Lire le chapitre 1: The Ice Takes Us

Le grincement du gouvernail traversa la coque comme un cri d’animal blessé. James Harlow, adossé à la rambarde du gaillard d’arrière, sentit le *Discovery* ralentir, puis s’arrêter net. Autour d’eux, la mer n’était plus une mer : une mosaïque blanche et grise, des blocs de glace pressés les uns contre les autres, qui se soulevaient lentement, inexorablement, comme si le monde entier respirait sous leurs pieds.

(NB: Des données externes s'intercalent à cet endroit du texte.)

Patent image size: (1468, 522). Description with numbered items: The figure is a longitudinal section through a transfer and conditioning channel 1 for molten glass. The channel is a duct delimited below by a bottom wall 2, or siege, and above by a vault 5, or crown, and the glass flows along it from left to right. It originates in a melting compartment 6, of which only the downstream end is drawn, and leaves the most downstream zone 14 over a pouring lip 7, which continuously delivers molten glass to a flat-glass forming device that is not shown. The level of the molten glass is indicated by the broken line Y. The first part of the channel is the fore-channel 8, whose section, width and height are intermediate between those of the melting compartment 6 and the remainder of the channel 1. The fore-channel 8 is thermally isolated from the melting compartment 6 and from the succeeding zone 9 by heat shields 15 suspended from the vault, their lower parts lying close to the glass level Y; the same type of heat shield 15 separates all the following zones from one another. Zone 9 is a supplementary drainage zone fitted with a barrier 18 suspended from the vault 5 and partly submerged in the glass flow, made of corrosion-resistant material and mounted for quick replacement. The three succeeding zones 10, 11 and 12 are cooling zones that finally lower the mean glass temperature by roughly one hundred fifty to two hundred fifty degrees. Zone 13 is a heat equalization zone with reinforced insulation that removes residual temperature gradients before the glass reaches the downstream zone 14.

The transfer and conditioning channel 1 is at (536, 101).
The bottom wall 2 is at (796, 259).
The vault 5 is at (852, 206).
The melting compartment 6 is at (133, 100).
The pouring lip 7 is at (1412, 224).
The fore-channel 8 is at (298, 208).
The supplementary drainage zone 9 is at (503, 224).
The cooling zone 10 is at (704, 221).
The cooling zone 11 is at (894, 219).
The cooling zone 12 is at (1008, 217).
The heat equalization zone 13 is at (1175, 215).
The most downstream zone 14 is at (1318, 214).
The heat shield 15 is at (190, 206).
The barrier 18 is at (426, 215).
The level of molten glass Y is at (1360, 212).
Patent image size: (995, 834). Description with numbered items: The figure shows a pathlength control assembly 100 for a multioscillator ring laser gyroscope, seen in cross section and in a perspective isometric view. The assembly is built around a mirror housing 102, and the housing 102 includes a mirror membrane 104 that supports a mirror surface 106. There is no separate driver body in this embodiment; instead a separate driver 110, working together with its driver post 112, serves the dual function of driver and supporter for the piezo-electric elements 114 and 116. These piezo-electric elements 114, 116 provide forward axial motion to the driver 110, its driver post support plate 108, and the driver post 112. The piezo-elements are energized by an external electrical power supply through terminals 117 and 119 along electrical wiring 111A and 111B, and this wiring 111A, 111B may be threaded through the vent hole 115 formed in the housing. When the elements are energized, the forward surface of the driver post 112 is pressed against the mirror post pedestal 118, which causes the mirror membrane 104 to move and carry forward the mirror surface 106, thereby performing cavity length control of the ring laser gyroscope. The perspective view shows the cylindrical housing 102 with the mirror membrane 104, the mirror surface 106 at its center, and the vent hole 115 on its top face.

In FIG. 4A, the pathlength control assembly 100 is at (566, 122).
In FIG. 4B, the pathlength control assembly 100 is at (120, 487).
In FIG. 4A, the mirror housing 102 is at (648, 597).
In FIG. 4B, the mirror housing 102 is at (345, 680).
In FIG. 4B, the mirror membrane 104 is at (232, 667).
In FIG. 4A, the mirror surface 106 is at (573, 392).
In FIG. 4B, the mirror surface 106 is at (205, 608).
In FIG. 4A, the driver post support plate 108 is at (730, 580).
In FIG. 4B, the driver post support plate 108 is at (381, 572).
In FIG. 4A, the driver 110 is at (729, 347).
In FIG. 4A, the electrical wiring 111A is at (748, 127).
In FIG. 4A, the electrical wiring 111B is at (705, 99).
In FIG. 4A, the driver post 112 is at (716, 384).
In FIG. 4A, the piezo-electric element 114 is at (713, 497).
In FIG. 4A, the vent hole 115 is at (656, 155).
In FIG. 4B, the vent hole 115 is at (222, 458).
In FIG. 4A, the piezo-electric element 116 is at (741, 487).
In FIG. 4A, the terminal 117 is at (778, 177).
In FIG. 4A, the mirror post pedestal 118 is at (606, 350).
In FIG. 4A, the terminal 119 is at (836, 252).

— On est coincés, murmura le timonier à côté de lui.

Harlow ne répondit pas. Ses yeux cherchaient la silhouette de Mercer sur la passerelle. Le capitaine se tenait là, immobile, les deux mains posées sur la lisse, le regard perdu vers l’horizon désormais barré de crêtes de pression. Il aurait dû crier, donner des ordres, faire virer le navire tant qu’il en était encore temps. Au lieu de cela, il souriait. Un sourire mince, presque imperceptible, qui faisait froid dans le dos de Harlow plus que le vent du nord.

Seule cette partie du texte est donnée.